Her first full-length book charts the childhood memories of a solitary lexicographer who grew up on a canal boat with her now estranged mother who is forced to confront the past.
"All of our six finalists are miracles of stylistic invention," said Kwame Anthony Appiah, head of the jury.
"In each of them the language takes centre stage. And yet in every other respect they are remarkably diverse, exploring a multitude of subjects ranging across space and time."
The Man Booker -- open to authors of any nationality writing in English and published in the UK and Ireland -- this year pits four female writers against two men.
The shortlist, whittled down from a longlist of 13, features three Britons, two Americans and Canadian Esi Edugyan.
The only contender previously nominated, Edugyan's latest book "Washington Black" -- about an 18-year-old's flight to freedom from childhood slavery on a plantation in Barbados -- was commended for "majestic grandeur".
The judges honoured US novelist Richard Powers for nine "powerfully written" interlinked tales woven together in "The Overstory".
"A novel about trees and people who understand them, (it) is the eco-epic of the year and perhaps the decade," judge Leanne Shapton said.
Fellow American author Rachel Kushner spent time inside a US prison to produce "a heartbreaking exploration of lives at the margins of society" in her shortlisted work "The Mars Room".
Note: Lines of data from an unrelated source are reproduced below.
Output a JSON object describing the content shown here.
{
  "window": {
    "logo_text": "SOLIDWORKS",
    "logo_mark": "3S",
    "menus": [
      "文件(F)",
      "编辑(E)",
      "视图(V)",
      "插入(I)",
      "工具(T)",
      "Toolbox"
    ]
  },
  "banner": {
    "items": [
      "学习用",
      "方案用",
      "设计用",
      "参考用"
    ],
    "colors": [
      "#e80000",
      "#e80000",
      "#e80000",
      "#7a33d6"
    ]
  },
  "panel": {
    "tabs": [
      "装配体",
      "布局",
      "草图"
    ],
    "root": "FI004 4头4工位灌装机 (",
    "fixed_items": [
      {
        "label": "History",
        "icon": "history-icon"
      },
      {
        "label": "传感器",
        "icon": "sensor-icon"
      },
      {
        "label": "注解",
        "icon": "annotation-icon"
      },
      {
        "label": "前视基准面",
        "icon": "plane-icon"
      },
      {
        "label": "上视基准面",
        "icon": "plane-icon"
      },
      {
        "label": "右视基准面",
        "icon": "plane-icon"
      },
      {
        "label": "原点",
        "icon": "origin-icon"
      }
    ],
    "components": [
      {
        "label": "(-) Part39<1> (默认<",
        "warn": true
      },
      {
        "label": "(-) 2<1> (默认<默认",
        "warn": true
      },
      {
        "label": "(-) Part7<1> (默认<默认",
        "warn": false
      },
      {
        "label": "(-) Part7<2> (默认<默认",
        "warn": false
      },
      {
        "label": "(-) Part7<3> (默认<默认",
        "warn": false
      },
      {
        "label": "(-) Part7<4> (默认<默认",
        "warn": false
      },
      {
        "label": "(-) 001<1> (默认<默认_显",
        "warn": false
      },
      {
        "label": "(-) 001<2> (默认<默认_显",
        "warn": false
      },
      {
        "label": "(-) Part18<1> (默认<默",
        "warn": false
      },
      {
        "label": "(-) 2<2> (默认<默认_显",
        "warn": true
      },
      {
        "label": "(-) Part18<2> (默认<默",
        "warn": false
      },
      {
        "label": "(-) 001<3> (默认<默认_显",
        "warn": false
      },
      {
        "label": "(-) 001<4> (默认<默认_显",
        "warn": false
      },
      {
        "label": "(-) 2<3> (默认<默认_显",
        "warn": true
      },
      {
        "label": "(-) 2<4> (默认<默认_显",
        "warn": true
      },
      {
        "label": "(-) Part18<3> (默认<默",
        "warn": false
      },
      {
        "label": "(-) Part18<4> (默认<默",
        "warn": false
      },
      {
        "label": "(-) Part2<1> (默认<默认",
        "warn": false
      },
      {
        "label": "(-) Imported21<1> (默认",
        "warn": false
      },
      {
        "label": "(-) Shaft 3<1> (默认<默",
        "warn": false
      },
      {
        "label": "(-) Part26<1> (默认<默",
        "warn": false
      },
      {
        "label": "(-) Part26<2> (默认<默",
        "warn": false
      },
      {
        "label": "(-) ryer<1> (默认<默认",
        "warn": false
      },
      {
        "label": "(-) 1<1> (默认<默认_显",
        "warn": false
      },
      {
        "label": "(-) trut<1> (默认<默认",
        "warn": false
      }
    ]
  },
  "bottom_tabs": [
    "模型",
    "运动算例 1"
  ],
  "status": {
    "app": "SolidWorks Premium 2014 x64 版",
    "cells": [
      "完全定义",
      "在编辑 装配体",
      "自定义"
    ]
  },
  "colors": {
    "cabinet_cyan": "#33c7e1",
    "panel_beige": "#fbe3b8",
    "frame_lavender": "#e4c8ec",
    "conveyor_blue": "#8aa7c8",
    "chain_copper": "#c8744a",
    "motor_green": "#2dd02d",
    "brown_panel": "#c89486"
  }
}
Lastly, Northern Irish writer Anna Burns was nominated for "Milkman": an exploration of the British province's pervasive violence during the three decades of The Troubles through the eyes of a young woman.
Appiah, who chairs the five-strong judging panel, said each novel "explores the anatomy of pain".
"But there are also in each of them moments of hope," he added.
The Man Booker is the world's most prestigious English-language literary award with the winner guaranteed a huge increase in global sales that dwarfs the £50,000 (56,400 euros, $66,400) prize.
The winner will be announced on October 16.